Les autres « gros poissons » de la Séléka devraient aussi faire l’objet d’enquêtes prioritaires de la Cour
Lewis Mudge
Le procès de Mahamat Saïd Abdel Kani, ancien commandant de la Séléka en République centrafricaine, s’est ouvert aujourd’hui devant la Cour pénale internationale (CPI). Saïd est accusé de crimes de guerre et de crimes contre l’humanité, dont beaucoup auraient été commis à l’Office central de répression du banditisme (OCRB) dans la capitale Bangui, entre avril et novembre 2013.
En avril 2013, Bangui était une zone de guerre. La ville avait été saisie moins d’un mois auparavant par une coalition de groupes rebelles connue sous le nom de Séléka, dans le but de renverser le gouvernement du président de l’époque, François Bozizé.
Après avoir pris le pouvoir, la Séléka s’est lancée dans une vague de meurtres à travers le pays, pillant, tuant et violant les habitants sur son passage. Je me souviens de m’être entretenu avec deux sœurs qui avaient été violées par des combattants de la Séléka dans leur maison le 25 mars 2013. L’une d’entre elles, enceinte de huit mois, a perdu son bébé le lendemain. J’ai rencontré des hommes qui ont survécu à des exécutions de masse par pure chance et des habitants du quartier Boy-Rabe de Bangui, où des dizaines de civils, dont des femmes et des enfants, ont été tués par des combattants de la Séléka lors d’une attaque en avril 2013.

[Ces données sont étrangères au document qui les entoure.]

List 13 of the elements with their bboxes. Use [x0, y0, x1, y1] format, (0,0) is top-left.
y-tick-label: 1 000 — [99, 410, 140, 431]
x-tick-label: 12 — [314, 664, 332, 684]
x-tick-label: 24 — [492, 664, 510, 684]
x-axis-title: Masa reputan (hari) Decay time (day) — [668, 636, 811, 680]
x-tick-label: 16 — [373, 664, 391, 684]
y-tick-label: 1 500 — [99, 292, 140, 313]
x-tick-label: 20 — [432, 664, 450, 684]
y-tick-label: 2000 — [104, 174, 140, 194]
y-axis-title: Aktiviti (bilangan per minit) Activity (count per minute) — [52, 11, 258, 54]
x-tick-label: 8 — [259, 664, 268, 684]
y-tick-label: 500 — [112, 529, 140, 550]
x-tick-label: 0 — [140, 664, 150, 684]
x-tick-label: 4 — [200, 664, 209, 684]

Près de dix ans plus tard, aucun dirigeant de haut rang de la Séléka n’a été tenu responsable de ces abus. Saïd rejoint plusieurs commandants de la milice anti-balaka – les adversaires de la Séléka – qui seront également jugés par la CPI. Le mois dernier, la Cour a rendu public un mandat d’arrêt à l’encontre de Noureddine Adam, l’ancien numéro 2 de la Séléka, auquel Saïd était « directement subordonné » selon la CPI. Il s’agit d’une avancée positive. Adam supervisait les combattants de la Séléka et Human Rights Watch a documenté comment des soldats placés sous son commandement se sont probablement livrés à des atrocités à Bangui et dans les environs de la capitale. Après avoir fui la capitale, Adam a pris la tête d’autres groupes armés, donnant un triste exemple de la façon dont les dirigeants qui commettent des abus et bénéficient de l’impunité continuent de commettre des crimes.
Le procès de Saïd devrait être le début de l’établissement des responsabilités pour les crimes commis par ce groupe qui a tant ravagé la République centrafricaine. Le Soudan, où se cacherait Adam, devrait le livrer dans les meilleurs délais à la CPI, qui devrait continuer à enquêter sur d’autres « gros poissons » – comme on les appelle à Bangui – de la Séléka.